Светлый фон

Что включают в себя эти споры, каково их значение для русской литературной традиции – вот вопросы, тесно связанные с амбивалентностью гротескных жанров, таких как «трагедия-сатира». Опала, в которую Шостакович попал в 1936 году, предположительно, была вызвана тем, что в опере музыка «умышленно» «крякает, ухает, пыхтит, задыхается» – все глаголы взяты из «Сумбура вместо музыки», – а ее сюжет отличается откровенной разнузданностью. Кроме того, «Леди Макбет» обвиняли в отсутствии именно того, о чем в 1934 году в своем предисловии к либретто композитор говорил как о важнейшем пункте его реформированной оперной эстетики, – «простой, общедоступной музыкальной речи». И все же эта вторая опера (при всем ее натурализме) была в гораздо большей степени песенной, чем ее предшественница «Нос», и пользовалась настолько большим успехом у публики, что эти нарекания представляются искажением действительности. Шостакович оказался подлинной жертвой жестокого и ханжеского сталинизма – образ, отполированный до ослепительного сияния в книге Соломона Волкова о композиторе, вышедшей в 1979 году. Этот образ покорил Запад. Однако вскоре раздался могучий голос возразившего ему Ричарда Тарускина. В 1989–1997 годах, сохраняя полное уважение к Шостаковичу и его гению, Тарускин доказывал, что «Леди Макбет Мценского уезда» была «сталинской» оперой – или, по самой скромной мерке, оперой, которая изо всех сил пыталась приспособить народный (и от этого еще более опасный) драматико-музыкальный язык к идеологическим приоритетам сталинизма[280]. Тарускин усматривал гротескность не в плане стилистики или музыки, но в плане социальном и моральном.
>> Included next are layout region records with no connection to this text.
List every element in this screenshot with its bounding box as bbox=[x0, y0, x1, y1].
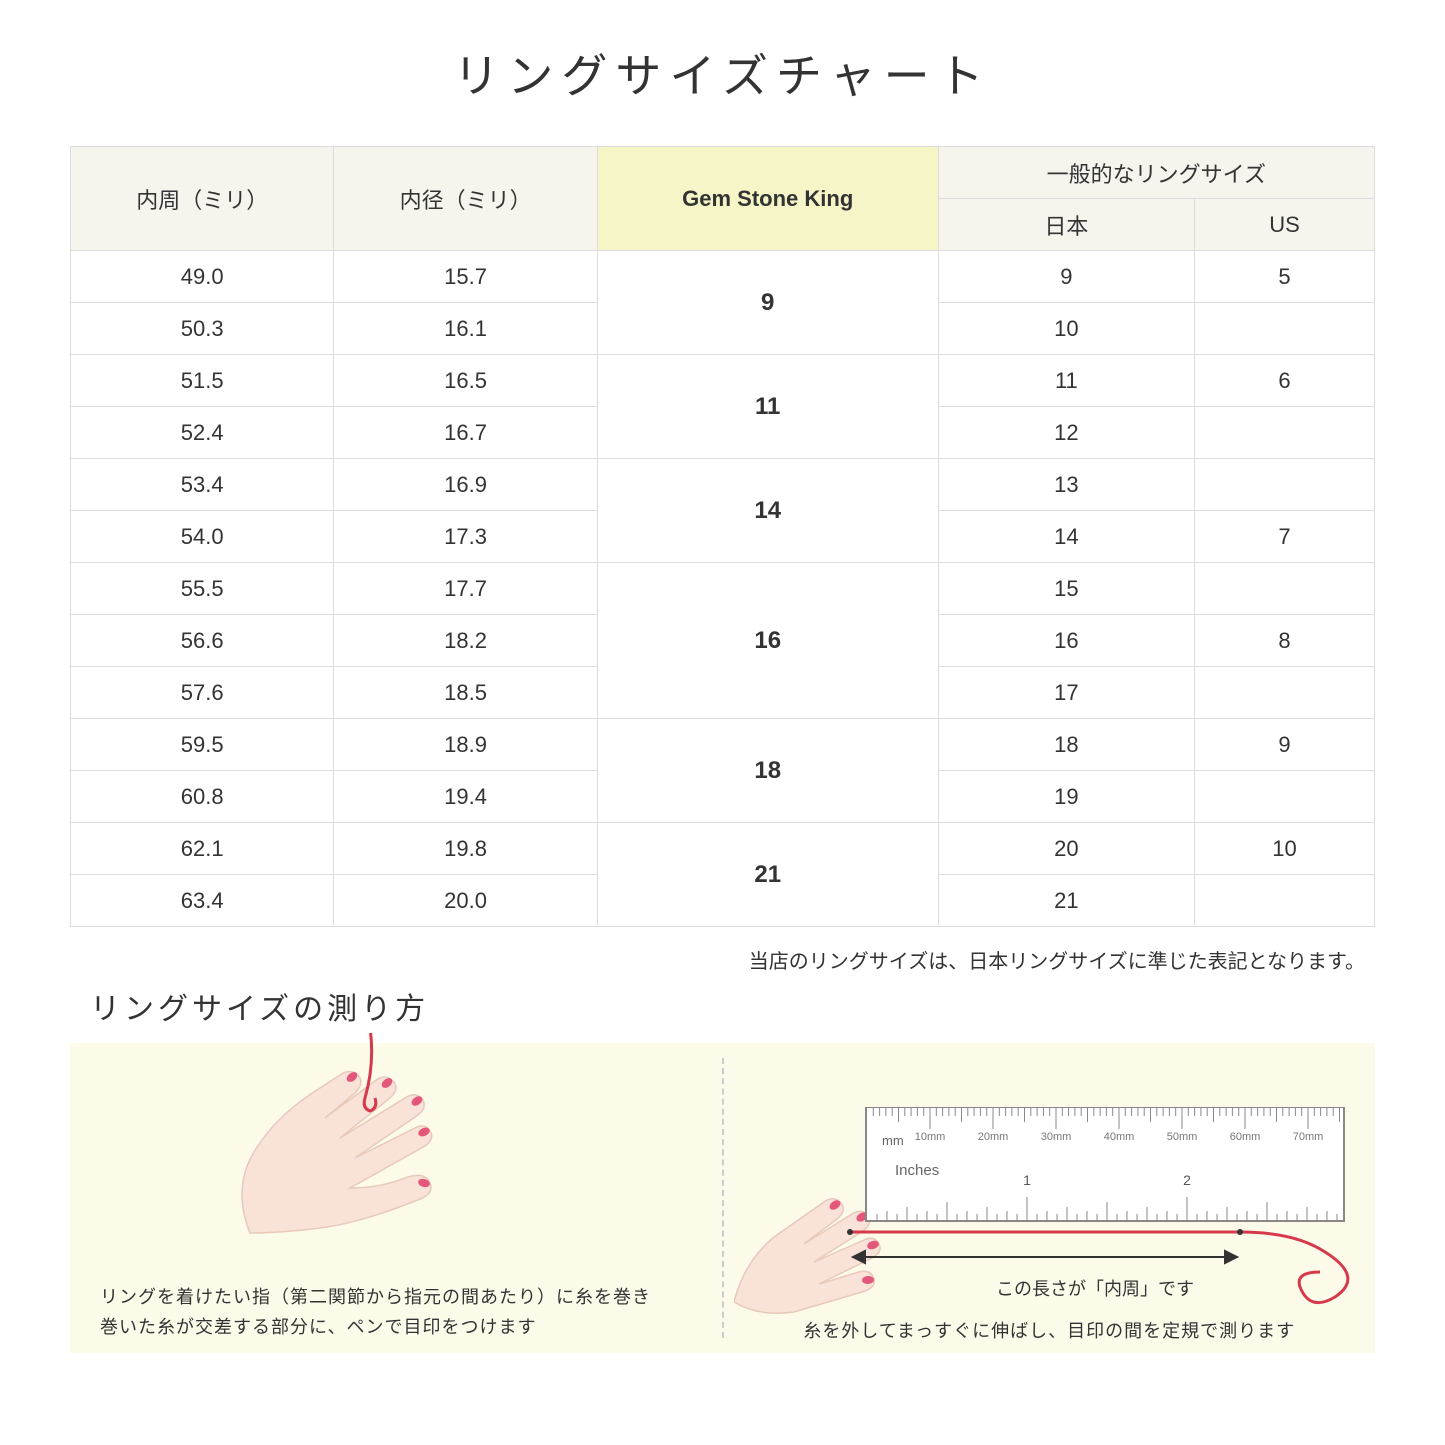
illustration-row: リングを着けたい指（第二関節から指元の間あたり）に糸を巻き巻いた糸が交差する部分… bbox=[70, 1043, 1375, 1353]
svg-text:70mm: 70mm bbox=[1293, 1131, 1324, 1143]
table-row: 55.517.71615 bbox=[71, 563, 1375, 615]
measure-title: リングサイズの測り方 bbox=[90, 984, 1375, 1028]
size-note: 当店のリングサイズは、日本リングサイズに準じた表記となります。 bbox=[70, 945, 1375, 974]
illustration-right: 10mm 20mm 30mm 40mm 50mm 60mm 70mm mm Inches 1… bbox=[724, 1043, 1376, 1353]
svg-text:10mm: 10mm bbox=[915, 1131, 946, 1143]
th-circumference: 内周（ミリ） bbox=[71, 147, 334, 251]
size-table: 内周（ミリ） 内径（ミリ） Gem Stone King 一般的なリングサイズ … bbox=[70, 146, 1375, 927]
th-general: 一般的なリングサイズ bbox=[938, 147, 1374, 199]
table-row: 53.416.91413 bbox=[71, 459, 1375, 511]
page-title: リングサイズチャート bbox=[70, 40, 1375, 106]
table-row: 59.518.918189 bbox=[71, 719, 1375, 771]
illustration-left: リングを着けたい指（第二関節から指元の間あたり）に糸を巻き巻いた糸が交差する部分… bbox=[70, 1043, 722, 1353]
svg-text:50mm: 50mm bbox=[1167, 1131, 1198, 1143]
table-row: 62.119.8212010 bbox=[71, 823, 1375, 875]
ruler-icon: 10mm 20mm 30mm 40mm 50mm 60mm 70mm mm Inches 1… bbox=[865, 1107, 1345, 1222]
th-us: US bbox=[1195, 199, 1375, 251]
th-diameter: 内径（ミリ） bbox=[334, 147, 597, 251]
svg-text:60mm: 60mm bbox=[1230, 1131, 1261, 1143]
left-caption: リングを着けたい指（第二関節から指元の間あたり）に糸を巻き巻いた糸が交差する部分… bbox=[100, 1282, 692, 1343]
svg-text:40mm: 40mm bbox=[1104, 1131, 1135, 1143]
length-label: この長さが「内周」です bbox=[945, 1275, 1245, 1301]
svg-text:30mm: 30mm bbox=[1041, 1131, 1072, 1143]
inches-unit-label: Inches bbox=[895, 1162, 939, 1179]
svg-text:1: 1 bbox=[1023, 1172, 1031, 1188]
svg-text:20mm: 20mm bbox=[978, 1131, 1009, 1143]
svg-text:2: 2 bbox=[1183, 1172, 1191, 1188]
mm-unit-label: mm bbox=[882, 1133, 904, 1148]
table-row: 49.015.7995 bbox=[71, 251, 1375, 303]
th-japan: 日本 bbox=[938, 199, 1194, 251]
th-gsk: Gem Stone King bbox=[597, 147, 938, 251]
hand-wrap-icon bbox=[190, 1033, 570, 1263]
table-row: 51.516.511116 bbox=[71, 355, 1375, 407]
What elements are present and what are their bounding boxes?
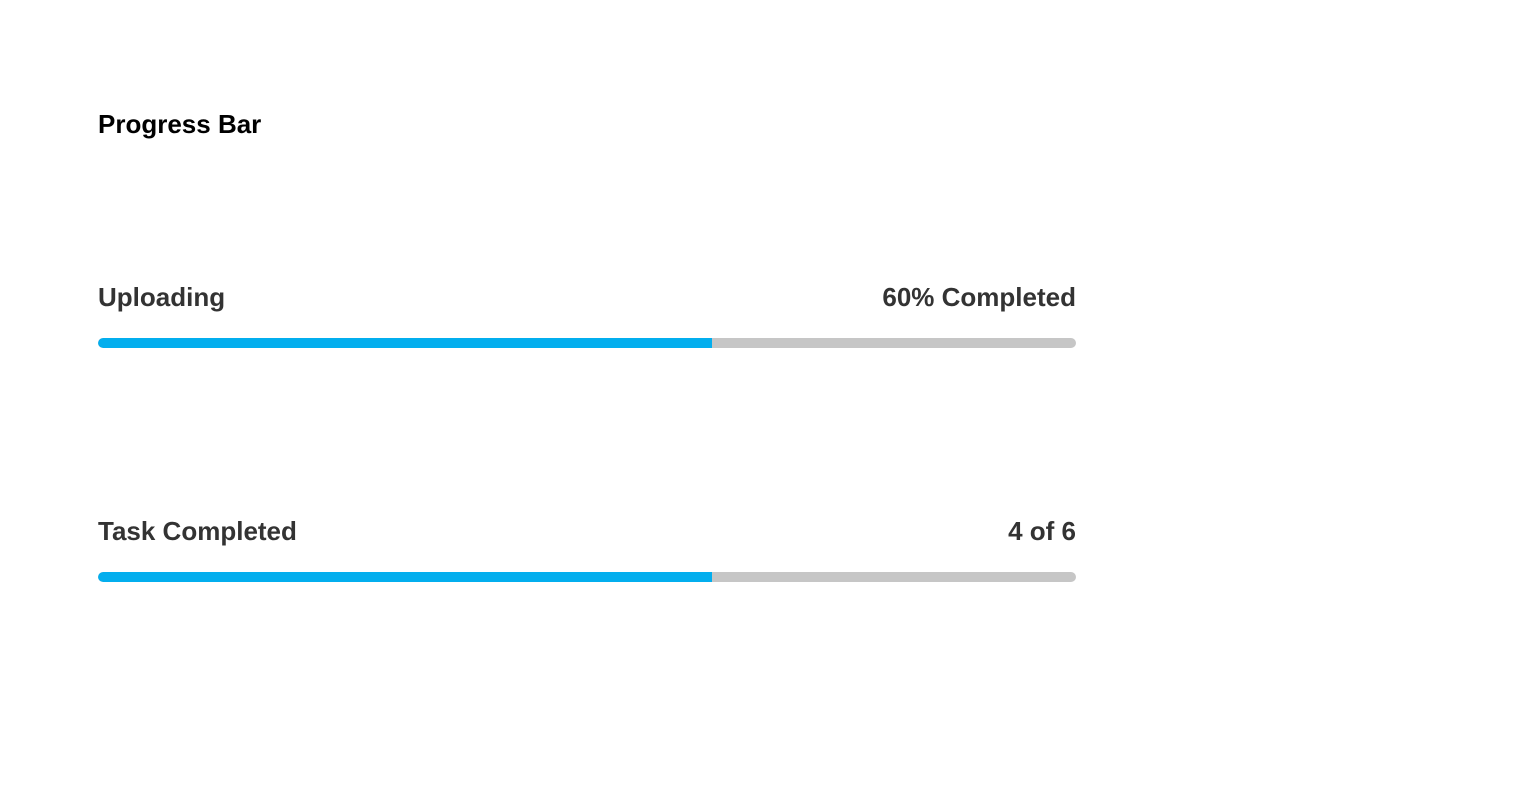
upload-progress: Uploading 60% Completed [98, 280, 1076, 348]
task-progress-track [98, 572, 1076, 582]
upload-progress-fill [98, 338, 713, 348]
upload-progress-track [98, 338, 1076, 348]
upload-progress-label: Uploading [98, 282, 226, 312]
task-progress-fill [98, 572, 713, 582]
upload-progress-status: 60% Completed [882, 282, 1076, 312]
task-progress: Task Completed 4 of 6 [98, 514, 1076, 582]
task-progress-status: 4 of 6 [1008, 516, 1076, 546]
task-progress-label: Task Completed [98, 516, 297, 546]
task-progress-header: Task Completed 4 of 6 [98, 514, 1076, 548]
upload-progress-header: Uploading 60% Completed [98, 280, 1076, 314]
page-title: Progress Bar [98, 109, 262, 139]
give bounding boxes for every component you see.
Вот доводы, которые Тарускин приводил для доказательства моральной ущербности оперы. Лесков создал свою Катерину такой, чтобы она казалась грешницей, нимфоманкой и четырежды убийцей. Выбрав эту жуткую повесть в качестве источника для первой из запланированной им серии опер о героических русских женщинах, Шостакович очищает ее образ от самых отвратительных черт. Из либретто исчезает удушение Катериной (тогда беременной) юного наследника и племянника; на самом деле исчезает все, что касается беременности, к которой героиня Лескова была бессердечно равнодушна. Борис Тимофеевич превращается из дряхлого восьмидесятилетнего старца в бодрого патриарха, стремящегося осуществить свои права свекра по отношению к молодой жене своего уже немолодого слабовольного сына. Катерина действительно идет на убийство этих двух омерзительных типов, но в своих поступках и в своих музыкальных образах эти люди представлены как определенно заслужившие такой участи; более того, в случае Зиновия Борисовича смертельный удар наносит Сергей. Как только позволяет драматическое правдоподобие, у Катерины начинаются кошмарные видения призраков, она осознает свою вину, что напоминает о ее шекспировском прототипе (или, если искать поближе, то о царе Борисе Годунове, опера о котором обильно цитируется в музыке). Когда во время свадебного пира приходят полицейские, чтобы арестовать новобрачных, и Катерина понимает, что бежать уже слишком поздно, она просит простить ее новоиспеченного супруга и протягивает руки, чтобы их связали. Между тем Сергей пытается спастись бегством. В последнем, сибирском действии осуществляется полномасштабная лиризация судьбы Катерины. Даже в этом новом, гораздо более ужасном узилище она верит в любовь и справедливость, продолжая виниться перед Сережей, когда тот ухлестывает за другими женщинами, готовая обменять свои шерстяные чулки на ласковое слово. И ее предают. Из оперы исчезает все смешное и сатирическое. Остается только трагическое.